Immer mehr Rentner leben unter der Armutsgrenze
August 3rd, 2011 by Andre | No Comments | Filed in News, Rente, StatistikDie Altersarmut in Deutschland nimmt drastisch zu. Betroffen waren im Jahr 2009 11,5 Prozent aller Rentnerinnen und Rentner. Sie bezogen ein Ruhegeld unterhalb der Armutsgrenze von seinerzeit 870 Euro monatlich. 1995 lag die Quote, so das Institut für Wirtschaftsforschung Halle (IWH), bei lediglich 9,4 Prozent. Kein Wunder, dass immer mehr Rentner mit ihrem Haushaltseinkommen unzufrieden sind. Dabei machten die Experten noch einen weiteren Trend aus: Zwischen Reich und Arm klafft auch bei den Ruheständlern eine immer größere Lücke.

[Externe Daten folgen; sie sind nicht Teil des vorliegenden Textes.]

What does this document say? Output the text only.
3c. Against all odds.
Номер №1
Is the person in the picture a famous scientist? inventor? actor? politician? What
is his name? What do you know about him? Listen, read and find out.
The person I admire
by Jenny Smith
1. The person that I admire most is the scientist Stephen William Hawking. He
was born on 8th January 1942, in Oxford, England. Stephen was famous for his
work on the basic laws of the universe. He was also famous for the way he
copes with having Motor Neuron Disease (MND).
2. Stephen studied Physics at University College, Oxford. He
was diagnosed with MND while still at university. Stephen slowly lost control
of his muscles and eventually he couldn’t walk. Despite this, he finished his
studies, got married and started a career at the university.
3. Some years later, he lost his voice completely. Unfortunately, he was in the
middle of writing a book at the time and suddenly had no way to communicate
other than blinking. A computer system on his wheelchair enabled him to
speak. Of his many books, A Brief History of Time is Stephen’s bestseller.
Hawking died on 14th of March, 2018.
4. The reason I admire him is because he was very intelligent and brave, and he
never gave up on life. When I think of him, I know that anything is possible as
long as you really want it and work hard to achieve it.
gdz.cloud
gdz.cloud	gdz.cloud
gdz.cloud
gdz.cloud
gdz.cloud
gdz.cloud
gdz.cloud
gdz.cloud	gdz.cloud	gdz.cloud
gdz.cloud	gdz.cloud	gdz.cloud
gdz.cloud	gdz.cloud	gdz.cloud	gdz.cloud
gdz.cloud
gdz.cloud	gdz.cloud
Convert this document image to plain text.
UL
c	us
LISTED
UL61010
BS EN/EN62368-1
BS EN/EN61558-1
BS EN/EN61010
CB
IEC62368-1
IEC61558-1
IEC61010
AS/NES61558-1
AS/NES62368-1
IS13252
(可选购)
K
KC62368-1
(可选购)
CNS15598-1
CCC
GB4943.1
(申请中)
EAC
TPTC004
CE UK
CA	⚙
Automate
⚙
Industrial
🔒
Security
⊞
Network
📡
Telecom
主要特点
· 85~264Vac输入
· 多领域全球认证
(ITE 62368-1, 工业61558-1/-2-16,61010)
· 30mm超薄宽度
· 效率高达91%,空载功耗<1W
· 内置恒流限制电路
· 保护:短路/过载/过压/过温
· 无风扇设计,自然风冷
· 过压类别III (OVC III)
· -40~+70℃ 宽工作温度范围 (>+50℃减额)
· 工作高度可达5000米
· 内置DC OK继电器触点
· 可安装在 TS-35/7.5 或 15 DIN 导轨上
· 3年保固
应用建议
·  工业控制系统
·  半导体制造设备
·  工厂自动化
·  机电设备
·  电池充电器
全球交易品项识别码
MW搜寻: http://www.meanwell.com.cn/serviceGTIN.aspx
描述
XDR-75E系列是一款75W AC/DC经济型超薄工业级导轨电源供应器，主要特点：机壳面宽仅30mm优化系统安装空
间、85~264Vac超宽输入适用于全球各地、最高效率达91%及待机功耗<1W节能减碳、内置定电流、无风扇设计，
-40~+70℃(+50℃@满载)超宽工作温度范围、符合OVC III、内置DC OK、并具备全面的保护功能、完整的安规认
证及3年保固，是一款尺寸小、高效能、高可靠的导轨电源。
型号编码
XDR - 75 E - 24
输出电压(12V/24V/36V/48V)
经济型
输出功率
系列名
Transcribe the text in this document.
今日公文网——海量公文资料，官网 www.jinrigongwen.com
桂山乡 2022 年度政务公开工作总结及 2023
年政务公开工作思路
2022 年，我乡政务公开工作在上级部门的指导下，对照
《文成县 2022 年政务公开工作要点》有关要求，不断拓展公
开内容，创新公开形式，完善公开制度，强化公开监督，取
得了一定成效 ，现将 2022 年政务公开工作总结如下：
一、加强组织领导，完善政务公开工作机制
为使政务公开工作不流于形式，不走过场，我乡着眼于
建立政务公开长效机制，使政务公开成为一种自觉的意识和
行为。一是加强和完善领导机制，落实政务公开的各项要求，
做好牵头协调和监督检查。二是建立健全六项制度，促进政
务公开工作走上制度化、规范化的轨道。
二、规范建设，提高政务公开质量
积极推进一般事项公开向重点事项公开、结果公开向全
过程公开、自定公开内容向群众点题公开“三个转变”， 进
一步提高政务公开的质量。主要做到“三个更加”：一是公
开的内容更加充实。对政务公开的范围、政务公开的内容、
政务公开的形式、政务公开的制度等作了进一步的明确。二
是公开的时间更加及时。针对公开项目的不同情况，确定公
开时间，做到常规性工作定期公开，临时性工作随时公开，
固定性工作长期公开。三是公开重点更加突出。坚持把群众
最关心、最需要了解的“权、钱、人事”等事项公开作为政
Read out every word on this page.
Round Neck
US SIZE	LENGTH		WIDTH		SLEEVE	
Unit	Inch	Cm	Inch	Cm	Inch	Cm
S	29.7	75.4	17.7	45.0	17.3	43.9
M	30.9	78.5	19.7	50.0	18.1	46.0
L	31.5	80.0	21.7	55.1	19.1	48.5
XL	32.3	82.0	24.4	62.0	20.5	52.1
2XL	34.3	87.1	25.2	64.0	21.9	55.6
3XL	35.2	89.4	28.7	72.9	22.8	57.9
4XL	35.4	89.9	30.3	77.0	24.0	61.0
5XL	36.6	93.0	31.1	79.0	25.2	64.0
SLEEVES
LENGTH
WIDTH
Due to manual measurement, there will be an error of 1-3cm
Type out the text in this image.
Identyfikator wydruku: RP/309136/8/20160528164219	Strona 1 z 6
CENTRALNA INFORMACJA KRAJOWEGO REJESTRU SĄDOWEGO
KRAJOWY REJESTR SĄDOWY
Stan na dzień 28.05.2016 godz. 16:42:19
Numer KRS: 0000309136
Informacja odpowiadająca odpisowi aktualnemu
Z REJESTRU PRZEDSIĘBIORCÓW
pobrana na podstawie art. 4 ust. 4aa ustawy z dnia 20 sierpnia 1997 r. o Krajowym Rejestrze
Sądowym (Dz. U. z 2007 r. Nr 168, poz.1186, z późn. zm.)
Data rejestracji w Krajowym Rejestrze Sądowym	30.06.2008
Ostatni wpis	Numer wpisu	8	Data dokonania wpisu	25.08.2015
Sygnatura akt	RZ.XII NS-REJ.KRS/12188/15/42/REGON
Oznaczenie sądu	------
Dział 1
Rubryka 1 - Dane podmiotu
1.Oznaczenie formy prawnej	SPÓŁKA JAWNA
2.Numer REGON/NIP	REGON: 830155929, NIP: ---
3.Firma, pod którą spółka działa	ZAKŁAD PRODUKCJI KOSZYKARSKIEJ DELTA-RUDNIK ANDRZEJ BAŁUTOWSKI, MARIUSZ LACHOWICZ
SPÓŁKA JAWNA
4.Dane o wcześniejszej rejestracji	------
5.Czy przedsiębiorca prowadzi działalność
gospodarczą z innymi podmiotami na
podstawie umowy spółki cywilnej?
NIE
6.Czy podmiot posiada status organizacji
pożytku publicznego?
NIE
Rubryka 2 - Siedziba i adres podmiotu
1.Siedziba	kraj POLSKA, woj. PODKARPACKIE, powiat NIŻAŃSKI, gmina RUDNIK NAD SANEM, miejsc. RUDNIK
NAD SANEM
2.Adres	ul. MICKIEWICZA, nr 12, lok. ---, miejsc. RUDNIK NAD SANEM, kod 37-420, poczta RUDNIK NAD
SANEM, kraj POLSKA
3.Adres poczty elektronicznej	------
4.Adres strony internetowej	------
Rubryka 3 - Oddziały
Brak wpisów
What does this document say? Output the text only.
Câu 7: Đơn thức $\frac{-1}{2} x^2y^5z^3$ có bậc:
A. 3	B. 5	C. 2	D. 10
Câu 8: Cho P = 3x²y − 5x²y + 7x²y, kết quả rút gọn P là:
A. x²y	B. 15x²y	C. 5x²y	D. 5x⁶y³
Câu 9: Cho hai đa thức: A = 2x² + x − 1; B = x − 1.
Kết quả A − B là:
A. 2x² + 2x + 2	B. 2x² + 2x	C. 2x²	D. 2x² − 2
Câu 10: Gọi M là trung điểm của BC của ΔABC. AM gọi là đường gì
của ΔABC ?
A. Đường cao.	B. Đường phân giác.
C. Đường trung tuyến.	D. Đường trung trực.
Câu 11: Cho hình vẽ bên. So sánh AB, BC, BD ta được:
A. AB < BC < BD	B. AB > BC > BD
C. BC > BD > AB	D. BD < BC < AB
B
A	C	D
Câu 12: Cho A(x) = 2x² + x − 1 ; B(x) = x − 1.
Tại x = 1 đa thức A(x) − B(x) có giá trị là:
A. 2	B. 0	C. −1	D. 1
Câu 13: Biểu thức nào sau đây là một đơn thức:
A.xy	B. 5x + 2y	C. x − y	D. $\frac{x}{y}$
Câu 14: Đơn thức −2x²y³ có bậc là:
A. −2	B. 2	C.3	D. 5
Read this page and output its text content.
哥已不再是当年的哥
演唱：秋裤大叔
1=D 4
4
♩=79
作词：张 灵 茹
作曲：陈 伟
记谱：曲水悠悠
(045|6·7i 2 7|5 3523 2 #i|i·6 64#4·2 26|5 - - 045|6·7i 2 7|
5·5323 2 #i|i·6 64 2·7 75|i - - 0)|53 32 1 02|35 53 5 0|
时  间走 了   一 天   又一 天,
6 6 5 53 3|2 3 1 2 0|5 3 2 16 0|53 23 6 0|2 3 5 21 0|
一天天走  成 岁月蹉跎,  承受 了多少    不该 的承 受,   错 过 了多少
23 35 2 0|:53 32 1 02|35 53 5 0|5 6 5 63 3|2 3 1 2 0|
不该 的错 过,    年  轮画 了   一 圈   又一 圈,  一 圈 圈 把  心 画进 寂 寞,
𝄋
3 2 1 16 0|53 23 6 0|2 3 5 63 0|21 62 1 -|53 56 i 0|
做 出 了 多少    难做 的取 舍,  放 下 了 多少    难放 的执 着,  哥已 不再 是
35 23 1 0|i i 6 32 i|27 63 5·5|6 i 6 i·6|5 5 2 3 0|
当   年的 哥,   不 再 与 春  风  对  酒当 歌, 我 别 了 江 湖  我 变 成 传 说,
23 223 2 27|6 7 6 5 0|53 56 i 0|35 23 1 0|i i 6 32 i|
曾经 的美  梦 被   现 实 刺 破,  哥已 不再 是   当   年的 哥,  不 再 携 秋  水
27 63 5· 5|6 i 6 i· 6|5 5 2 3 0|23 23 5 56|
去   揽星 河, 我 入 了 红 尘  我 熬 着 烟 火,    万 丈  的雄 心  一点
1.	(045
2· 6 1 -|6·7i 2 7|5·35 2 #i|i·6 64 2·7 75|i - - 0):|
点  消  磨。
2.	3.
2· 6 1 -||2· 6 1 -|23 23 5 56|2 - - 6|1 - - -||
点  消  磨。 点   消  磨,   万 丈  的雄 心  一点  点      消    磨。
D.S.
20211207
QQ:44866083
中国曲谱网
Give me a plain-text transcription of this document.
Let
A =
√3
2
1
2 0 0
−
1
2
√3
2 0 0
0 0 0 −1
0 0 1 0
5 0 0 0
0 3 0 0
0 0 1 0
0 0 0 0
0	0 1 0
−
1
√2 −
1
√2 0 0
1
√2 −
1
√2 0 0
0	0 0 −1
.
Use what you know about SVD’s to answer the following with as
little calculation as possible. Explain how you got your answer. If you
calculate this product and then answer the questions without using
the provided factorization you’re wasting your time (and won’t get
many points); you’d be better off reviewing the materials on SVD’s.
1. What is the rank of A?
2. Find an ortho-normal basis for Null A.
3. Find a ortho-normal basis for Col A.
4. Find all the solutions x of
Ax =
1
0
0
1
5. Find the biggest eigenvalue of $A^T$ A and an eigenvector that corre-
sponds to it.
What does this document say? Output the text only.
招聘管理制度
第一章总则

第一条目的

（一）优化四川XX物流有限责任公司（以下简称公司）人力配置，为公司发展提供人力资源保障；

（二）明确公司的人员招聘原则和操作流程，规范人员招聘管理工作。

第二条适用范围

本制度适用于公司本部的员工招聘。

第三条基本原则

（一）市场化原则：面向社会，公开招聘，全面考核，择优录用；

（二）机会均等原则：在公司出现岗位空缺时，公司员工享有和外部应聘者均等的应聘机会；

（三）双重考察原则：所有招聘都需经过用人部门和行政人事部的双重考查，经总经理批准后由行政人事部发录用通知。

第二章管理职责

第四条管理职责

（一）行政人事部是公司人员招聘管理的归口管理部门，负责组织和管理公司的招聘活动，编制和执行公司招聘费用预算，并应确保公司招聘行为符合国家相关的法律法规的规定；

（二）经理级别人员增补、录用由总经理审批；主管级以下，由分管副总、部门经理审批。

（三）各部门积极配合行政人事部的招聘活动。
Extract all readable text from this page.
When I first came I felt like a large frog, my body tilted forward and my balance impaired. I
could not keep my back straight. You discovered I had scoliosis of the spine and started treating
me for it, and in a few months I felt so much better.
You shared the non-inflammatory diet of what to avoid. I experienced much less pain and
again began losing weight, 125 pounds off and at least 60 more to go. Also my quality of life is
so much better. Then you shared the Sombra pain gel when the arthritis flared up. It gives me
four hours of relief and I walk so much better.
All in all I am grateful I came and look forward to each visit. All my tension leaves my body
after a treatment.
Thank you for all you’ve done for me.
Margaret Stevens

In Westdeutschland bezogen 20 Prozent der reichsten Rentnerhaushalte ein doppelt so hohes Einkommen wie die ärmsten 20 Prozent. Im Osten verfügten gut situierte Rentner über immerhin 54 Prozent höhere Bezüge als diejenigen, die dem unter Fünftel zugeordnet werden. Schlüsselt man die Studie weiter auf, leben in den alten Bundesländern wesentlich mehr Ruheständler unter der Armutsgrenze als in den neuen Bundesländern. Im Westen sind es 12,2 Prozent (1995: 9,7 Prozent), in Ostdeutschland 8,6 Prozent (7,8 Prozent). Ursächlich für diesen Unterschied sind, erklären die Experten des IWH, die „kontinuierlicheren Erwerbsbiografien sowie die höhere Erwerbstätigkeit von Frauen zu DDR-Zeiten“. Grundsätzlich sind Frauen allerdings eher von Altersarmut betroffen: 13 Prozent (Westen) und 9,5 Prozent (Osten).
Wie zufrieden die Rentnerinnen und Rentner mit ihren Bezügen sind, richtet sich naturgemäß danach, wie gut man über die Runden kommt. In den Haushalten, die nicht von Altersarmut betroffen und auch nicht gefährdet sind, zeigen sich 59 Prozent der Ruheständler mit ihrer Rente zufrieden. Dieser Wert lässt rapide nach, sobald die Armutsgrenze unterschritten wird. In dem Fall sind nur noch 23,1 Prozent mit ihrem Haushaltseinkommen zufrieden. Geprägt werden die Altersbezüge nach wie vor von der gesetzlichen Rente, die 92,2 Prozent aller Rentner erhalten (1995: 86,5 Prozent). Die private Altersvorsorge spielt bei der aktuellen Rentnergeneration mit drei Prozent kaum eine Rolle. Die Ergebnisse des IWH beruhen übrigens auf den Daten einer der umfangreichsten Verbraucherumfragen, dem sozio-oekonomischen Panel (SOEP).